There’s another aspect that lies within the gladiator/actor relationship. That’s yet another meta component of the film—a typical action sequence in a film devoid of spectators has the involved actors embodying the characters and fighting one another, with the only spectator being the camera. In Gladiator 2, the actors embody fighters that must attempt to garner sympathy and favor from the spectators in the film, but they must also achieve this with spectators watching the film. This double performance leads one to wonder—is the violence the same when there are spectators within in the film and when there aren’t? In the case of a gladiator, I’m certain that the life-or-death circumstances prevent total awareness of the crowd from infiltrating their minds. However, in the case of Gladiator 2, one must wonder if Lucius would indeed have presented or acted differently in any of his important fights. Even the final fight, not in the arena, had an audience composed of thousands of Roman soldiers. Is Lucius motivated by the crowd?

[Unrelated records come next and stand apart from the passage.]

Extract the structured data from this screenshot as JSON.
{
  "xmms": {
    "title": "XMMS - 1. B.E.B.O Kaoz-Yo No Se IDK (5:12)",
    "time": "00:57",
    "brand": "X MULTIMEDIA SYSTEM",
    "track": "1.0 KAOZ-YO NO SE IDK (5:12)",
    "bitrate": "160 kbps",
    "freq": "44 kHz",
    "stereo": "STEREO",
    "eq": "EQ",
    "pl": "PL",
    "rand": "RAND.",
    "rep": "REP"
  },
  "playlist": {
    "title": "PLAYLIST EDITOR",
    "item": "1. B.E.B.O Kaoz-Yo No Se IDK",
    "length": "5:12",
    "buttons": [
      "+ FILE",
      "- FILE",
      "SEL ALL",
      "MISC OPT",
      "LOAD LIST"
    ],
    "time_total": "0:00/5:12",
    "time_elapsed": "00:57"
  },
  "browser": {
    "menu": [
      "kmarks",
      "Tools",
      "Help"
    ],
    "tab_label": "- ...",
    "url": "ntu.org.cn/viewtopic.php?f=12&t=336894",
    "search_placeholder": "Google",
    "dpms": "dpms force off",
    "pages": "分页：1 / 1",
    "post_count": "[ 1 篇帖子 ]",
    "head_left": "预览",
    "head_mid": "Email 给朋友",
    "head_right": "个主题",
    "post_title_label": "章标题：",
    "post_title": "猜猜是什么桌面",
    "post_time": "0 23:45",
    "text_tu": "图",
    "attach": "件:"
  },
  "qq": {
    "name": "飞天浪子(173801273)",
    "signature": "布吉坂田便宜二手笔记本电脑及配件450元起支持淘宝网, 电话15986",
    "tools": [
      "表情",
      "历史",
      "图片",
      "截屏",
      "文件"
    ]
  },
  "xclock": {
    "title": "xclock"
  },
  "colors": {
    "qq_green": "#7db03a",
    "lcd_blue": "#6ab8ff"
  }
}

In the film’s opening sequence, he ends up underwater and ultimately captured by Acacius’s army—this is how he becomes a gladiator. This battle was violence in it of itself—spectator-free, no holds barred. Lucius loses, yet throughout the film, when he has an audience, he wins. Does Lucius hide all weakness when aware that he is being perceived? Voyeuristic insight into the actors/gladiators leaves us questioning real and fake.
It’s difficult to not bring back the pornography comparison. I dare assume that most pornographic content on the internet is staged for the express pleasure of spectators, a la Gladiator 2’s fights in the arena. Yet by nature of subject matter, the voyeuristic act is pushed to the extreme. We see individuals at their most vulnerable: naked, horny, and hedonistic. But it is ultimately all for show. Some videos contain an element of plot, as though attempting to garner some sympathy or predisposed feeling towards the people about to engage in sexual acts. Despite all the pomp and circumstance of introducing a narrative, pornography does not seriously pretend to be content of substance, and it does not pretend to be true intimacy. Actors are consciously performing—sounds, angles, and so on—are choreographed. The narrative need not be convincing, but the sex does.
Yet, it is the pretense that sex is a private act that influences how this media is consumed. There’s not a lot of fourth wall breaking in pornography—there’s an active attempt to hide all aspects of production to keep the illusion that the spectator is a voyeur. If it seems fake, just like violence, spectators cannot react the same way. The difference between Gladiator 2 and pornography is that Gladiator 2 isn’t a snuff film, whereas porn stars actually have sex.
There’s a blurry boundary between performance and authenticity across the board. Nothing we consume will ever be the real thing, like sports are, so we force some form of narrative or sympathy to give us stakes. Pornography is different because arousal can happen sans narrative when viewers have the “real deal” in front of them. Gladiator 2 needs these voyeuristic moments that differentiate private Lucius and public Lucius because the viewers don’t have real violence in front of them, and they don’t have anyone to root for without it. Sex doesn’t necessarily require a winner, so the tension you see in sport/war as spectacle isn’t needed in pornography.
As Scott asks—were we there, and if not, how do we know? How do we know who the authentic and real Lucius is, if he so exists at all? What are the real boundaries between what we will entertain as spectacle and not, and what are the prerequisite elements that a spectacle needs? I wrote a few months back about our private/public selves. I think Scott makes me wonder which, if either, is the authentic self.